Steven Sande: Google iPhone app hands-on
Steven Sande:
I didn’t think I’d ever say this about a Google app, but the design of the Google+ app is clean, uncluttered, and incredibly usable.
Crazy talk. This is a rushed app. It’s one thing to be ‘simple’ but ‘rushed’ is unmistakable.
Google iPhone App Hits App Store, and Gruber Comments
Gruber:
An interesting app for a service I do not enjoy. It does not solve my fundamental problem with Google+, which is that it feels like work to use.
Google’s iOS mobile team has developed their own UI idioms for their iOS apps. Part of that is their own visual aesthetic, but there’s more to it than how it looks. It’s certainly not Android-like, but it’s not iOS-like either. For example, this Google+ app uses left-right swiping to change views in your “Stream”. I see three: Incoming, Circles, and Nearby. The idiomatic iOS design for this would be a tab controller at the bottom with three tabs, one for each view. Google+ has a thin header at the top of the view, showing all three, with the current view in the middle, in a slightly larger font size. To switch from, say, Circles to Nearby, you swipe left. But you can keep swiping left, left, left to cycle around, like a carousel.

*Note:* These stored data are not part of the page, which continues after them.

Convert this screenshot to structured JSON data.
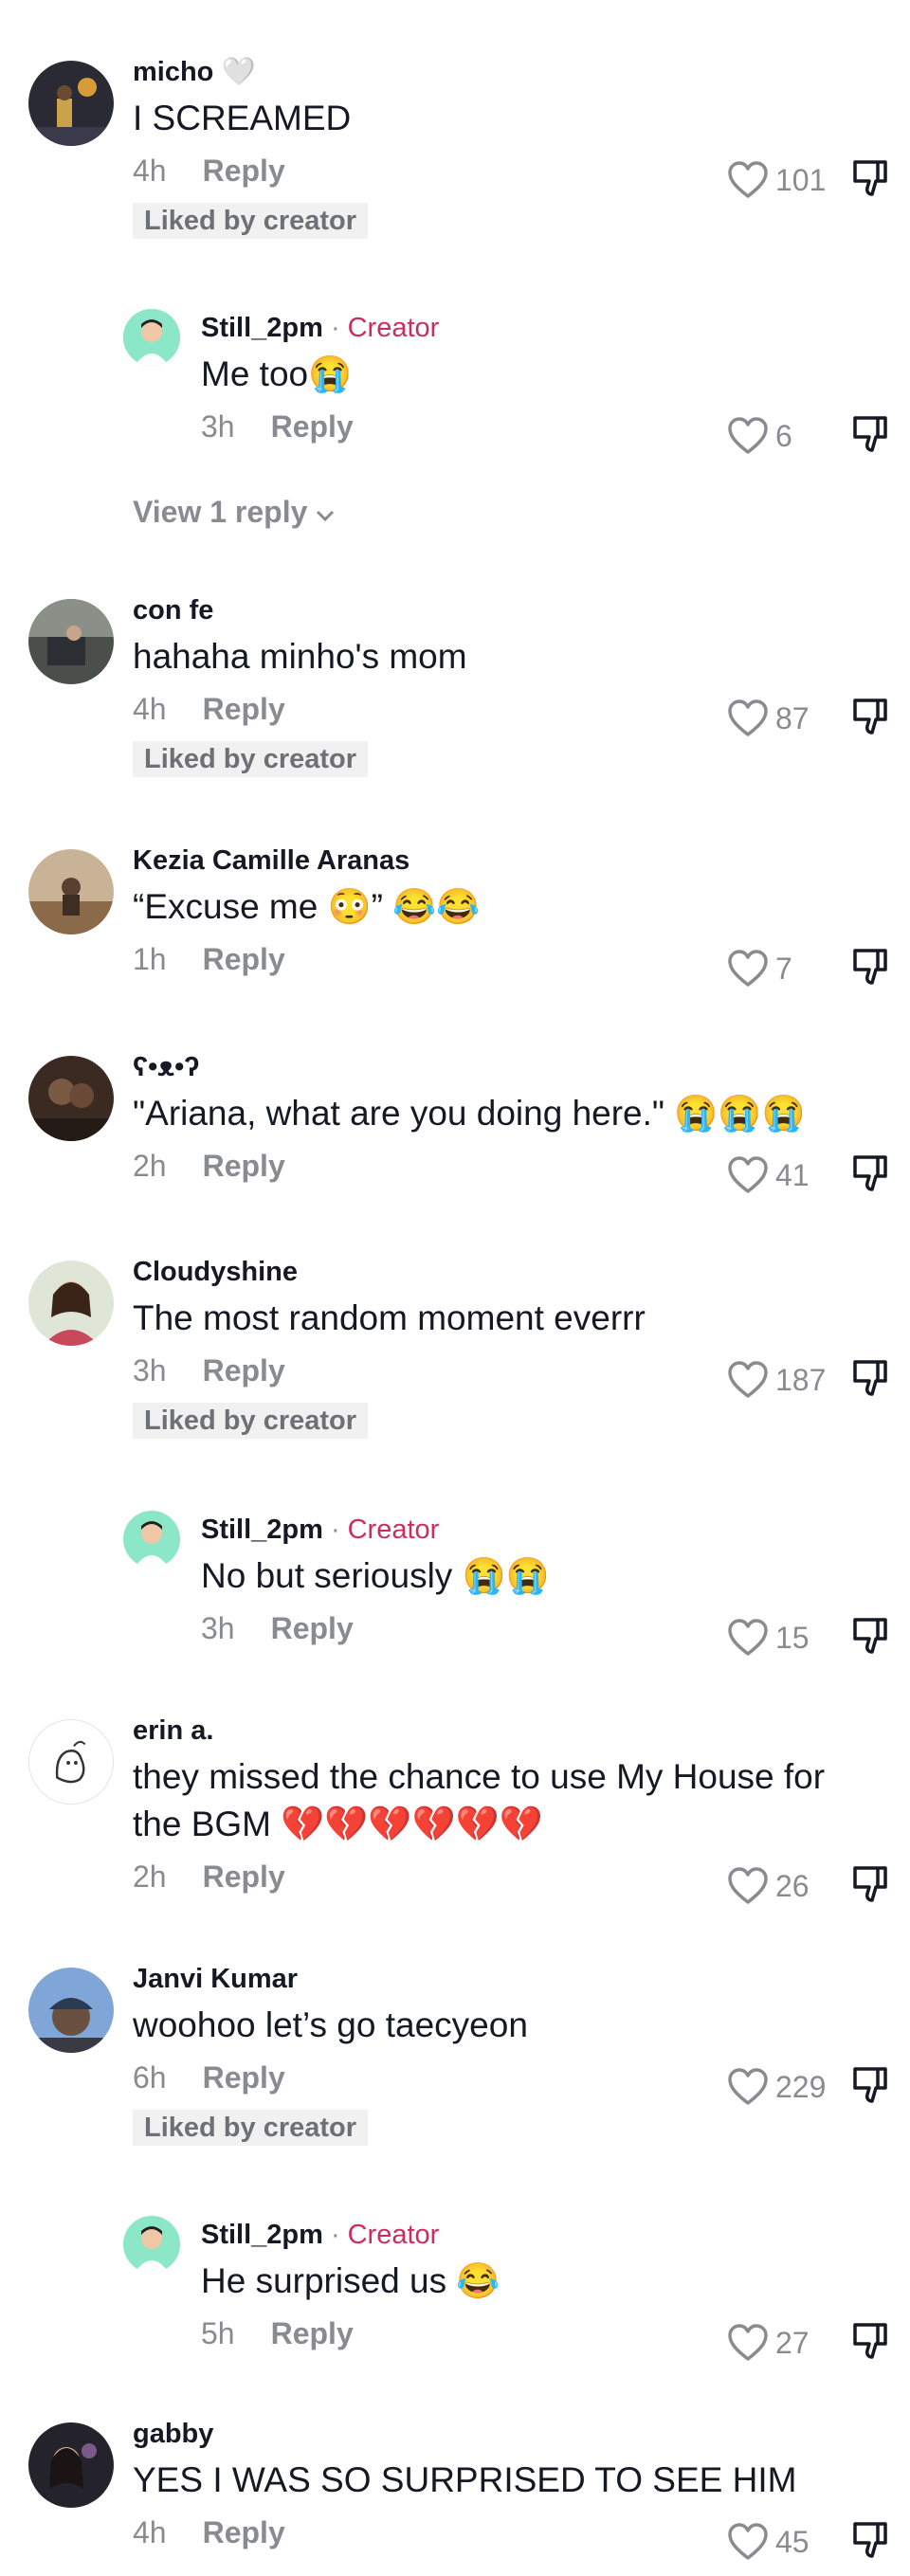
{
  "comments": [
    {
      "user": "micho",
      "user_suffix": "🤍",
      "text": "I SCREAMED",
      "time": "4h",
      "reply": "Reply",
      "likes": "101",
      "liked": "Liked by creator"
    },
    {
      "user": "Still_2pm",
      "badge": "Creator",
      "text": "Me too",
      "emoji": "😭",
      "time": "3h",
      "reply": "Reply",
      "likes": "6"
    },
    {
      "view_more": "View 1 reply"
    },
    {
      "user": "con fe",
      "text": "hahaha minho's mom",
      "time": "4h",
      "reply": "Reply",
      "likes": "87",
      "liked": "Liked by creator"
    },
    {
      "user": "Kezia Camille Aranas",
      "text": "“Excuse me 😳” 😂😂",
      "time": "1h",
      "reply": "Reply",
      "likes": "7"
    },
    {
      "user": "ʕ•ᴥ•ʔ",
      "text": "\"Ariana, what are you doing here.\" 😭😭😭",
      "time": "2h",
      "reply": "Reply",
      "likes": "41"
    },
    {
      "user": "Cloudyshine",
      "text": "The most random moment everrr",
      "time": "3h",
      "reply": "Reply",
      "likes": "187",
      "liked": "Liked by creator"
    },
    {
      "user": "Still_2pm",
      "badge": "Creator",
      "text": "No but seriously 😭😭",
      "time": "3h",
      "reply": "Reply",
      "likes": "15"
    },
    {
      "user": "erin a.",
      "text": "they missed the chance to use My House for the BGM 💔💔💔💔💔💔",
      "time": "2h",
      "reply": "Reply",
      "likes": "26"
    },
    {
      "user": "Janvi Kumar",
      "text": "woohoo let’s go taecyeon",
      "time": "6h",
      "reply": "Reply",
      "likes": "229",
      "liked": "Liked by creator"
    },
    {
      "user": "Still_2pm",
      "badge": "Creator",
      "text": "He surprised us 😂",
      "time": "5h",
      "reply": "Reply",
      "likes": "27"
    },
    {
      "user": "gabby",
      "text": "YES I WAS SO SURPRISED TO SEE HIM",
      "time": "4h",
      "reply": "Reply",
      "likes": "45"
    }
  ],
  "colors": {
    "creator_badge": "#cc2d5f",
    "secondary": "#8a8b91",
    "liked_bg": "#f1f1f2"
  },
  "icons": {
    "like": "heart-outline-icon",
    "dislike": "thumbs-down-icon",
    "expand": "chevron-down-icon"
  }
}
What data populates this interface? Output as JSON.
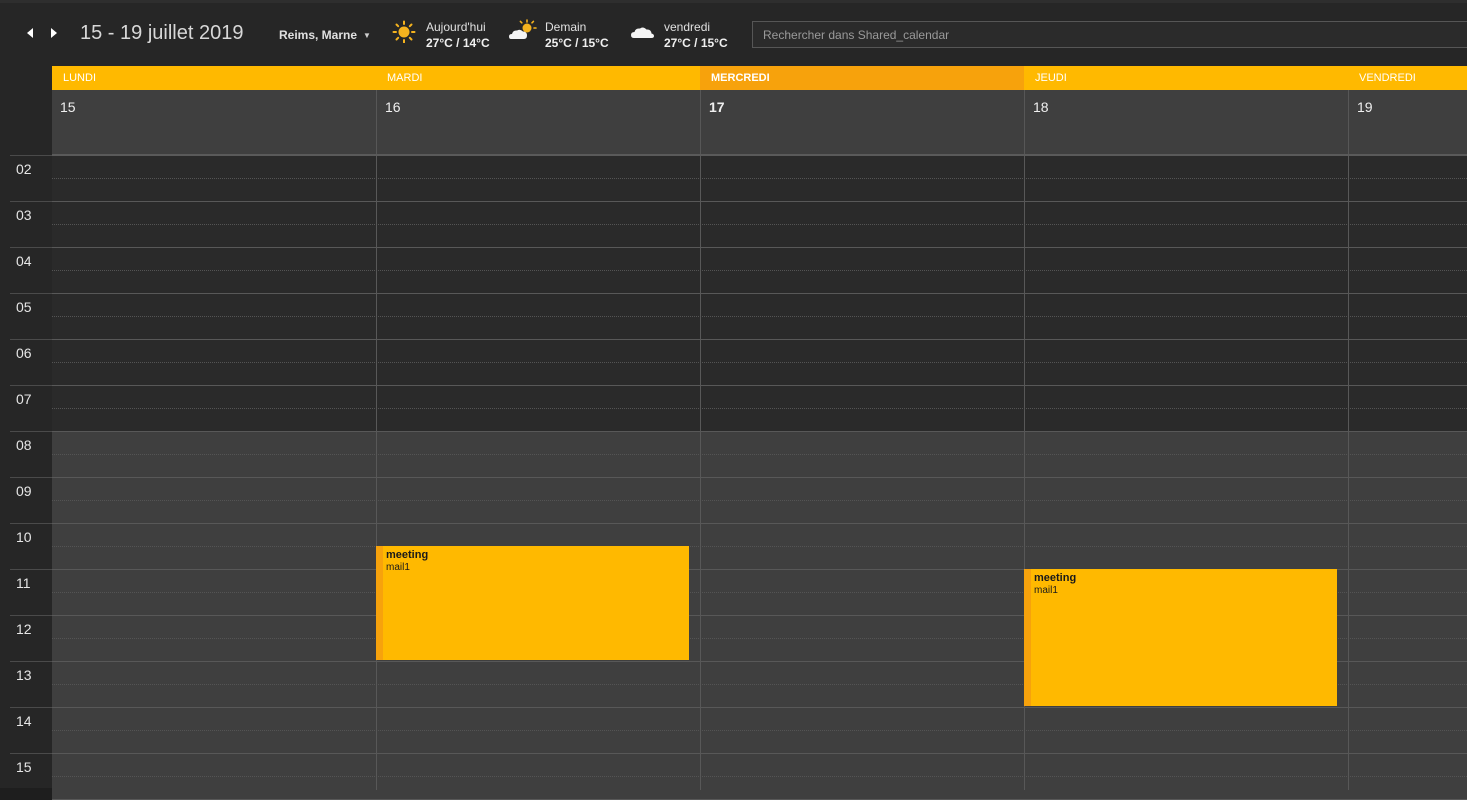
{
  "header": {
    "range_title": "15 - 19 juillet 2019",
    "location": "Reims, Marne",
    "search_placeholder": "Rechercher dans Shared_calendar",
    "weather": [
      {
        "day": "Aujourd'hui",
        "temp": "27°C / 14°C",
        "icon": "sun-icon"
      },
      {
        "day": "Demain",
        "temp": "25°C / 15°C",
        "icon": "partly-cloudy-icon"
      },
      {
        "day": "vendredi",
        "temp": "27°C / 15°C",
        "icon": "cloudy-icon"
      }
    ]
  },
  "days": [
    {
      "name": "LUNDI",
      "date": "15"
    },
    {
      "name": "MARDI",
      "date": "16"
    },
    {
      "name": "MERCREDI",
      "date": "17",
      "today": true
    },
    {
      "name": "JEUDI",
      "date": "18"
    },
    {
      "name": "VENDREDI",
      "date": "19"
    }
  ],
  "hours": [
    "02",
    "03",
    "04",
    "05",
    "06",
    "07",
    "08",
    "09",
    "10",
    "11",
    "12",
    "13",
    "14",
    "15"
  ],
  "events": [
    {
      "title": "meeting",
      "subtitle": "mail1",
      "day": "MARDI",
      "start": "10:30",
      "end": "13:00"
    },
    {
      "title": "meeting",
      "subtitle": "mail1",
      "day": "JEUDI",
      "start": "11:00",
      "end": "14:00"
    }
  ],
  "colors": {
    "accent": "#ffb900",
    "today_accent": "#f7a20c",
    "background": "#1e1e1e"
  }
}
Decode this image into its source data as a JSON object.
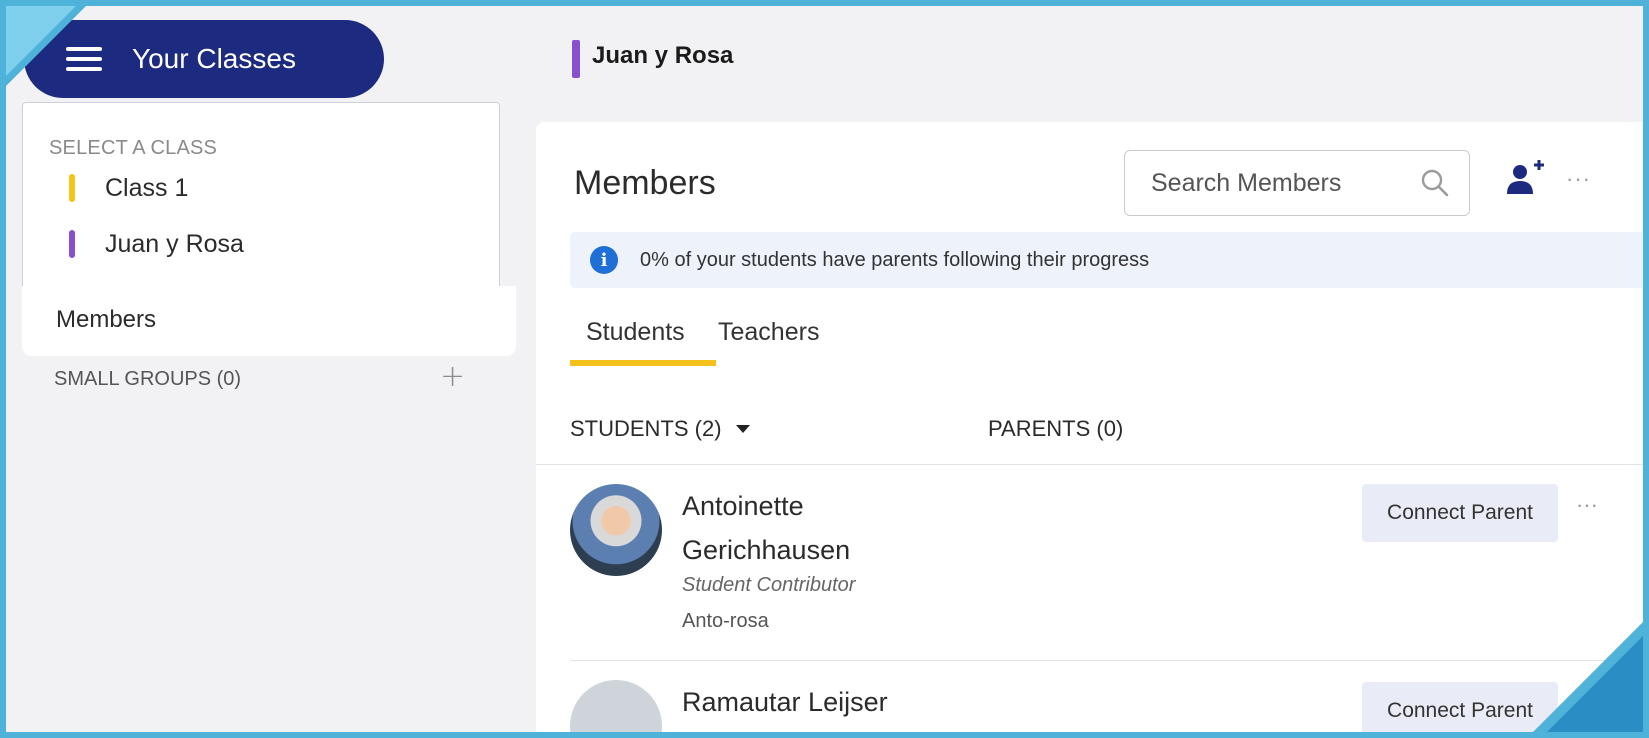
{
  "sidebar": {
    "menu_button": "Your Classes",
    "select_label": "SELECT A CLASS",
    "classes": [
      {
        "label": "Class 1",
        "color": "#f4c21a"
      },
      {
        "label": "Juan y Rosa",
        "color": "#8a4fcf"
      }
    ],
    "members_label": "Members",
    "small_groups_label": "SMALL GROUPS (0)",
    "add_group_symbol": "+"
  },
  "header": {
    "class_title": "Juan y Rosa",
    "class_color": "#8a4fcf"
  },
  "main": {
    "title": "Members",
    "search": {
      "placeholder": "Search Members"
    },
    "more_symbol": "···",
    "info_banner": "0% of your students have parents following their progress",
    "info_icon": "i",
    "tabs": [
      {
        "label": "Students",
        "active": true
      },
      {
        "label": "Teachers",
        "active": false
      }
    ],
    "columns": {
      "students": "STUDENTS (2)",
      "parents": "PARENTS (0)"
    },
    "students": [
      {
        "name": "Antoinette Gerichhausen",
        "role": "Student Contributor",
        "username": "Anto-rosa",
        "action": "Connect Parent",
        "more": "···"
      },
      {
        "name": "Ramautar Leijser",
        "action": "Connect Parent"
      }
    ]
  },
  "colors": {
    "primary_dark": "#1c2a80",
    "accent_yellow": "#f4c21a",
    "info_blue": "#1f6fd6",
    "frame_blue": "#4fb3d9"
  }
}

I’m not going to argue that this sort of UI experimentation is wrong. It’s just that in this case, I don’t like it personally. Compare and contrast with, say, apps like Twitterrific and Tweetbot. Both those apps use custom controls and sound effects, but their customization is mostly aesthetic. At a wireframe level, both Twitterrific and Tapbots follow common iOS design patterns: you tap to change views, you swipe to move content within the current view.
The Google+ app feels like it was designed by people who don’t like the standard iPhone design idioms. And stuff like the button order here is just plain awful. Update: Bizarrely, the app doesn’t work on the iPod Touch; only iPhone 3G, 3GS, and 4.
Joshua Gans: Google+ Comes Up Short
Joshua Gans on Google+
What problem does Google+ solve for consumers? The answer appears to be: nothing. And, therefore, it solves nothing for Google either.